Mid-training is continued pre-training with a different data mix. The model keeps doing the same thing it did in pre-training — predicting the next token — but the data shifts. The clearest example is context extension. Llama 3 was pretrained with an 8K token context window. Meta took that trained model and continued training on progressively longer documents — 16K, 32K, then 128K tokens. Same loss function, same architecture, but now the data includes long documents, so the model learns to attend over longer ranges. That's how you turn an 8K model into a 128K model without starting over. Code specialization is similar: CodeLlama took the base Llama model and continued pre-training on 500 billion tokens of code. The model already knew English; the continued training made it much better at programming languages. Qwen 2.5 — the decoder you'll use in this course — went through continued pre-training on math, code, and multilingual data after the initial pre-training phase. That's part of why it performs well across different domains. The pattern is always the same: same training process, different data diet.

Post-training is the stage that turns a text prediction engine into something that behaves like an assistant. Instruction tuning trains the model on thousands of examples of instructions paired with good responses. RLHF — reinforcement learning from human feedback — or its simpler variant DPO further aligns the model to produce responses humans prefer. This is why you'll see models released in two versions: Base and Instruct. The Base model is the raw output of pre-training. The Instruct model has been aligned to follow instructions and be helpful. For this course, we use the Base version for our decoder classification experiments. Why? Because we're adding a classification head and fine-tuning with LoRA. We want the model's rich representations of language, not its instruction-following behavior. The Instruct version's alignment can actually interfere with classification head training.

And this is where the course begins. You receive a pretrained model — one that has been through the entire pipeline described in this module. It already understands language: grammar, vocabulary, sentence structure, and a vast amount of world knowledge. Your job is to teach it a specific task: classifying consumer complaints into 113 categories. That's a much easier job than learning English from scratch, which is why fine-tuning works with so much less data and compute than pre-training. You'll explore multiple approaches to this over the semester: full fine-tuning where you update every parameter, LoRA where you update less than 1 percent, quantization where you compress without retraining, and distillation where you transfer knowledge from one model to another. Each approach has trade-offs, and understanding those trade-offs is the point of the course.

To summarize: the models you'll work with this semester were built through a multi-stage pipeline. Pre-training on trillions of tokens gives them language understanding. Scaling laws explain why the bigger decoder has better representations than the smaller encoder. Encoders and decoders are different architectural choices with different speed-quality trade-offs.

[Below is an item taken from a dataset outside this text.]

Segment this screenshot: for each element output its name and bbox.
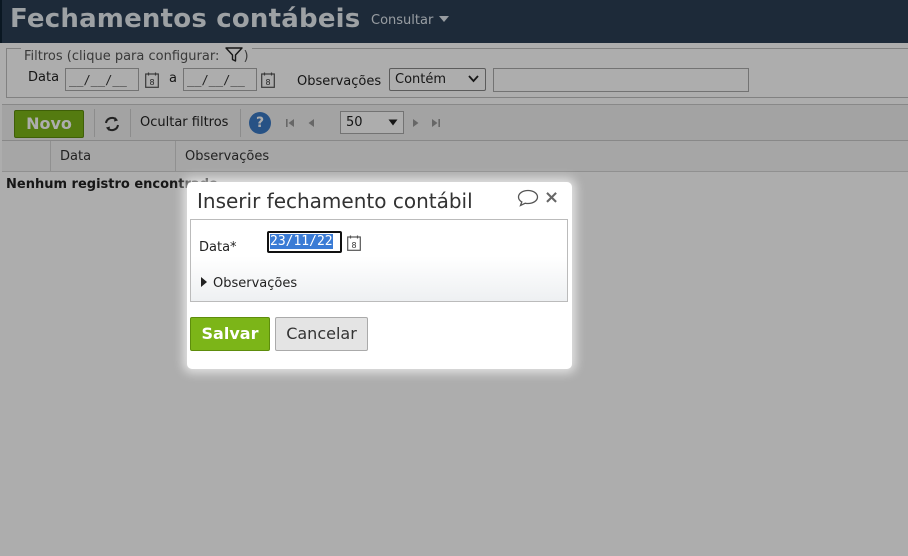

Post-training alignment produces the Instruct variants you may have used in chat, but for classification we use the raw Base models. And your fine-tuning — the subject of this entire course — is the final stage where you specialize a general-purpose model for a specific task. Everything in this module is background. The real work starts in Week 1.

These are the foundational papers of the field. The Transformer paper introduced the architecture that everything is built on. BERT showed how to pre-train encoders for downstream tasks. GPT-2 demonstrated that decoder pre-training at scale produces surprisingly capable models. The scaling laws paper quantified why bigger models are better. Chinchilla refined that understanding. InstructGPT introduced RLHF for alignment. And Megatron-LM showed how to train these models efficiently at massive scale. None of these are required reading for this course. But if you're curious about the engineering and science behind the models you'll be working with, these are the papers to start with.